WebPhil wrote: > I do a search for site:www.domain.com for some of my clients to check > how many pages are indexed, but it's coming up with insanely different > results.
> For example, one site I check on Google's search engine has 504 pages, > API returns 87.
> Another site returns 330 on the search enging, API returns 1.
> Why the dramatic discrepancy?
> I don't think I've ever seen a result exactly the same from the search > engine and the API.
I have the same problem. I use API to retrieva the first 100 links, but they are definitely not the same with the real ones returned by google search engine.
I have seen the same issue. I am just looking at estimated total counts. I was able to get closer search results by ensuring that all the restrictions were set the exact same way in the API, but there are still discrepancies in reference counts. I wonder if the API is being supported on a different cluster of machines to the real google?
One glaring issue is if you restrict search by language, and there are no results, then the API returns all results, and there is no way to tell this other than detecting that the language on the returned pages is different that specified.
I'm seeing the same discrepancy in results as well. Here's a search I just ran: term: "widget" via web site: about 3,290,000 results via api: about 526,000 results
Just a small variance there... I also think that the API searches through a different cluster then the web clusters. Unfortunatly I have a feeling that Google will just say "well, it's beta!" if asked about this.
And I think Google has shown what they think of the developers using the API by the complete lack of responses.
At this point I'm giving up on GoogleAPI as a viable tool, since it's obviously never leaving it's infancy, even though it's been around longer than the other APIs, it's still the least reliable.
At least Yahoo's support staff respond, and are helpful. You'd think that somebody would look at the messages, but there are some here that are well over 3 weeks old and not replied to at all.
Let's hope that Google spend a little more time on the Developer tools and less time on their April Fools jokes in the future.
I've been experiencing the same problem for weeks (but it seems to have been going on for much longer), it appears that the API has access to an index of around 1.6 billion pages compared to google's 8 billion (does anyone have a more accurate figure?). I emailed their tech support over a month ago and I got a reply saying that my email had been forwarded to the technical team, but I've had no further replies.
The API also seems to return an inconsistent number of pages, for example running the same query twice gave:
The query "reactive oxygen species" returned about 215000 results. The query "reactive oxygen species" returned about 137000 results.
If anyone has any ideas of how to reduce any of these inconsistencies please let me know!
After 3 weeks I finally got a response from google, and it's pretty much what was expected:
=============================== As you may know, the total number of results displayed when you search on Google is only an estimate, not an exact count.
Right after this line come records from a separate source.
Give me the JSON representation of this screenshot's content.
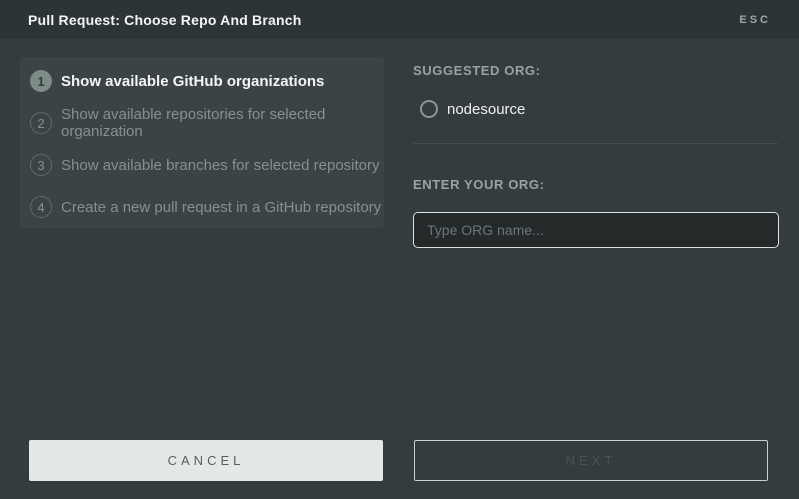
{
  "header": {
    "title": "Pull Request: Choose Repo And Branch",
    "esc_label": "ESC"
  },
  "steps": [
    {
      "number": "1",
      "label": "Show available GitHub organizations",
      "state": "active"
    },
    {
      "number": "2",
      "label": "Show available repositories for selected organization",
      "state": "inactive"
    },
    {
      "number": "3",
      "label": "Show available branches for selected repository",
      "state": "inactive"
    },
    {
      "number": "4",
      "label": "Create a new pull request in a GitHub repository",
      "state": "inactive"
    }
  ],
  "suggested_org": {
    "heading": "SUGGESTED ORG:",
    "options": [
      {
        "label": "nodesource",
        "selected": false
      }
    ]
  },
  "enter_org": {
    "heading": "ENTER YOUR ORG:",
    "placeholder": "Type ORG name...",
    "value": ""
  },
  "footer": {
    "cancel_label": "CANCEL",
    "next_label": "NEXT",
    "next_disabled": true
  },
  "colors": {
    "header_bg": "#2d3435",
    "body_bg": "#353c3d",
    "panel_bg": "#3c4344",
    "active_step_circle": "#7e8b89",
    "cancel_button_bg": "#e4e9e6",
    "input_bg": "#24292a",
    "input_border": "#dde2e1"
  }
}
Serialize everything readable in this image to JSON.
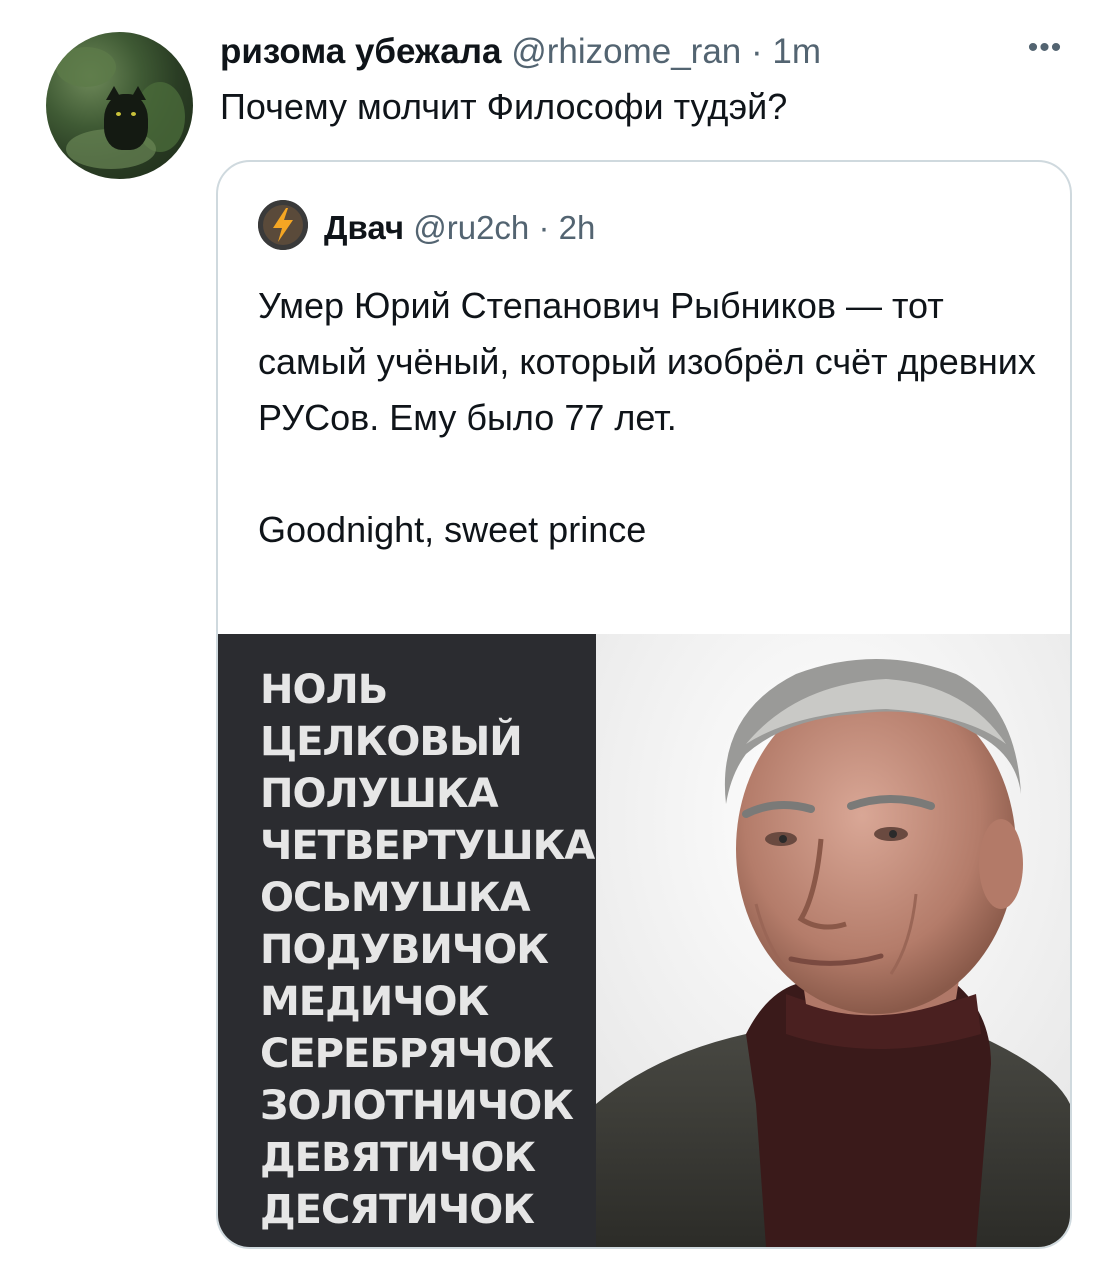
{
  "tweet": {
    "author_name": "ризома убежала",
    "author_handle": "@rhizome_ran",
    "separator": "·",
    "time": "1m",
    "more_icon": "more-horizontal-icon",
    "more_label": "•••",
    "text": "Почему молчит Философи тудэй?"
  },
  "quoted": {
    "author_name": "Двач",
    "author_handle": "@ru2ch",
    "separator": "·",
    "time": "2h",
    "paragraph1": "Умер Юрий Степанович Рыбников — тот самый учёный, который изобрёл счёт древних РУСов. Ему было 77 лет.",
    "paragraph2": "Goodnight, sweet prince",
    "image": {
      "words": [
        "НОЛЬ",
        "ЦЕЛКОВЫЙ",
        "ПОЛУШКА",
        "ЧЕТВЕРТУШКА",
        "ОСЬМУШКА",
        "ПОДУВИЧОК",
        "МЕДИЧОК",
        "СЕРЕБРЯЧОК",
        "ЗОЛОТНИЧОК",
        "ДЕВЯТИЧОК",
        "ДЕСЯТИЧОК"
      ],
      "panel_color": "#2b2c30",
      "portrait": "portrait-photo-elderly-man"
    }
  },
  "colors": {
    "text_primary": "#0f1419",
    "text_secondary": "#536471",
    "border": "#cfd9de"
  }
}
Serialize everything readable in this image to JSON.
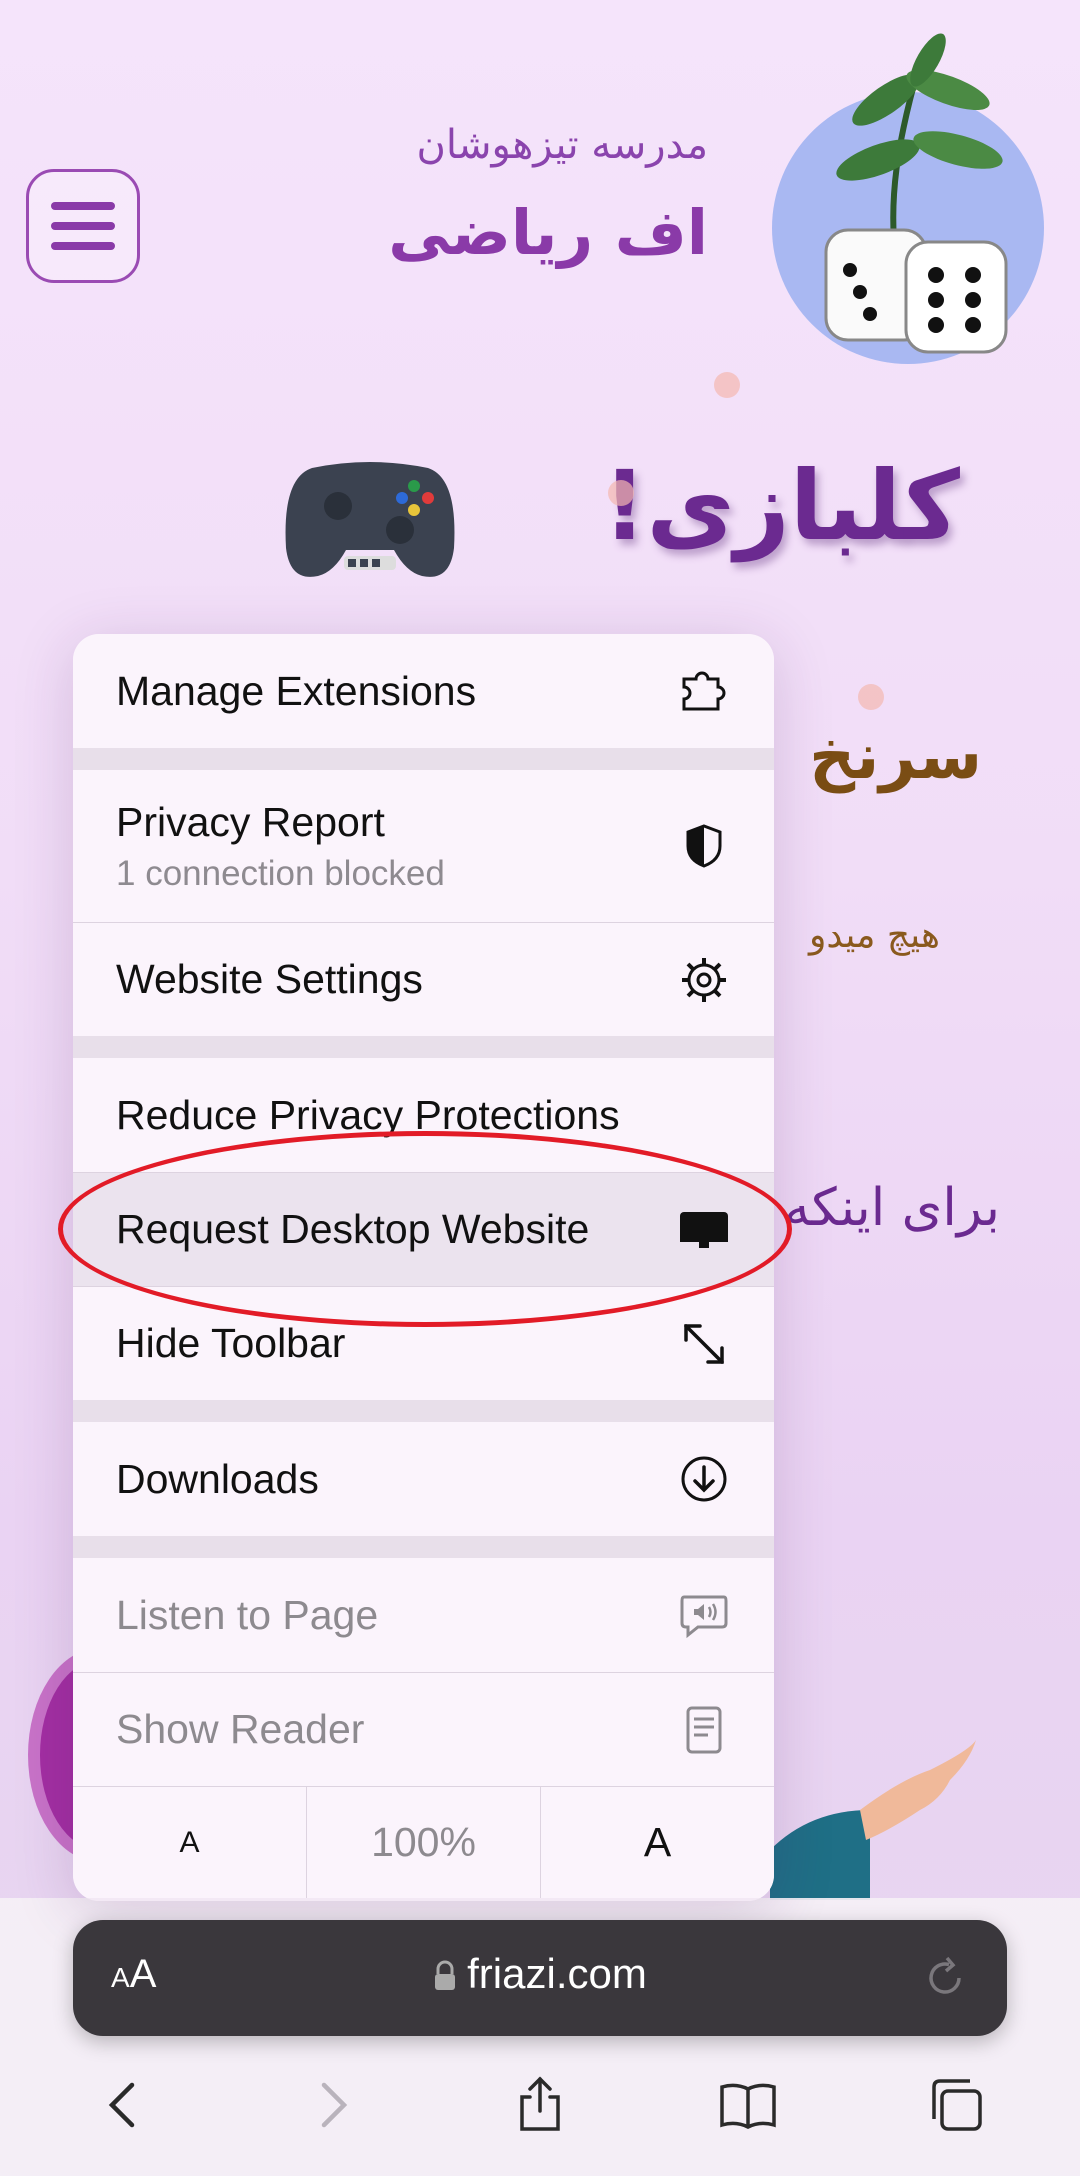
{
  "site": {
    "school_subtitle": "مدرسه تیزهوشان",
    "school_title": "اف ریاضی",
    "headline": "کلبازی!",
    "partial_text_1": "سرنخ",
    "partial_text_2": "هیچ میدو",
    "partial_text_3": "برای اینکه"
  },
  "menu": {
    "items": [
      {
        "label": "Manage Extensions",
        "icon": "puzzle-icon"
      },
      {
        "label": "Privacy Report",
        "sublabel": "1 connection blocked",
        "icon": "shield-icon"
      },
      {
        "label": "Website Settings",
        "icon": "gear-icon"
      },
      {
        "label": "Reduce Privacy Protections"
      },
      {
        "label": "Request Desktop Website",
        "icon": "desktop-icon"
      },
      {
        "label": "Hide Toolbar",
        "icon": "expand-arrows-icon"
      },
      {
        "label": "Downloads",
        "icon": "download-icon"
      },
      {
        "label": "Listen to Page",
        "icon": "speech-bubble-icon"
      },
      {
        "label": "Show Reader",
        "icon": "reader-icon"
      }
    ],
    "zoom": {
      "decrease": "A",
      "level": "100%",
      "increase": "A"
    }
  },
  "toolbar": {
    "aa_small": "A",
    "aa_large": "A",
    "url": "friazi.com"
  },
  "colors": {
    "accent_purple": "#8a3aa8",
    "annotation_red": "#e21b27"
  }
}
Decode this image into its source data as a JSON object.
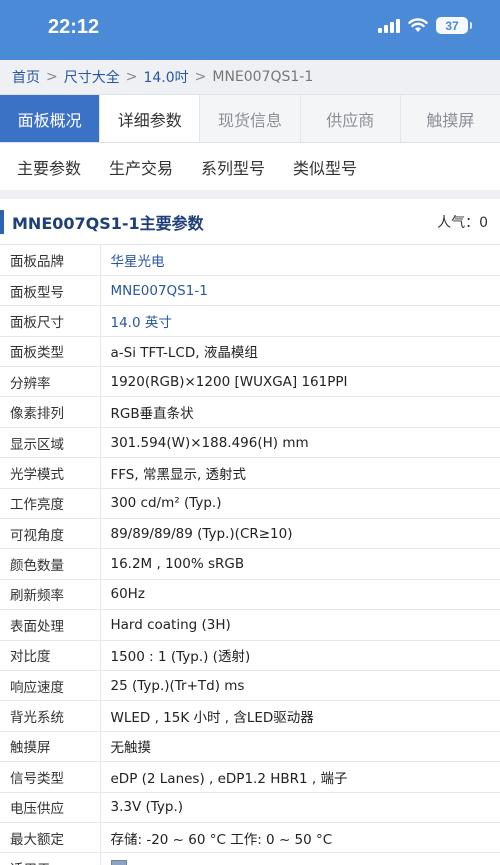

Any discrepancies you notice between a Google search using the Google Web APIs and a Google search on Google.com are likely the result of ongoing changes to our index and/or variations in the estimated number of results.
Regards, The Google Team ===============================
molsen wrote: > After 3 weeks I finally got a response from google, and it's pretty > much what was expected:
> =============================== > As you may know, the total number of results displayed when you search > on > Google is only an estimate, not an exact count. Any discrepancies you > notice between a Google search using the Google Web APIs and a Google > search on Google.com are likely the result of ongoing changes to our > index > and/or variations in the estimated number of results.
> Regards, > The Google Team > ===============================
I am finding the same unreliable results with the api. I have created a new word and exactly 1 listing appears in a google.com search.
Since this word appeared in google.com I have been tracking it's debut using the google web api. It has been over 100 days and still no sign of it. I suspect the inconsistences are more to do with this api connecting to another caching server other than google.com.
So don't hold your breathe it, looks as if we are entitled to periodic updates only and not realtime data.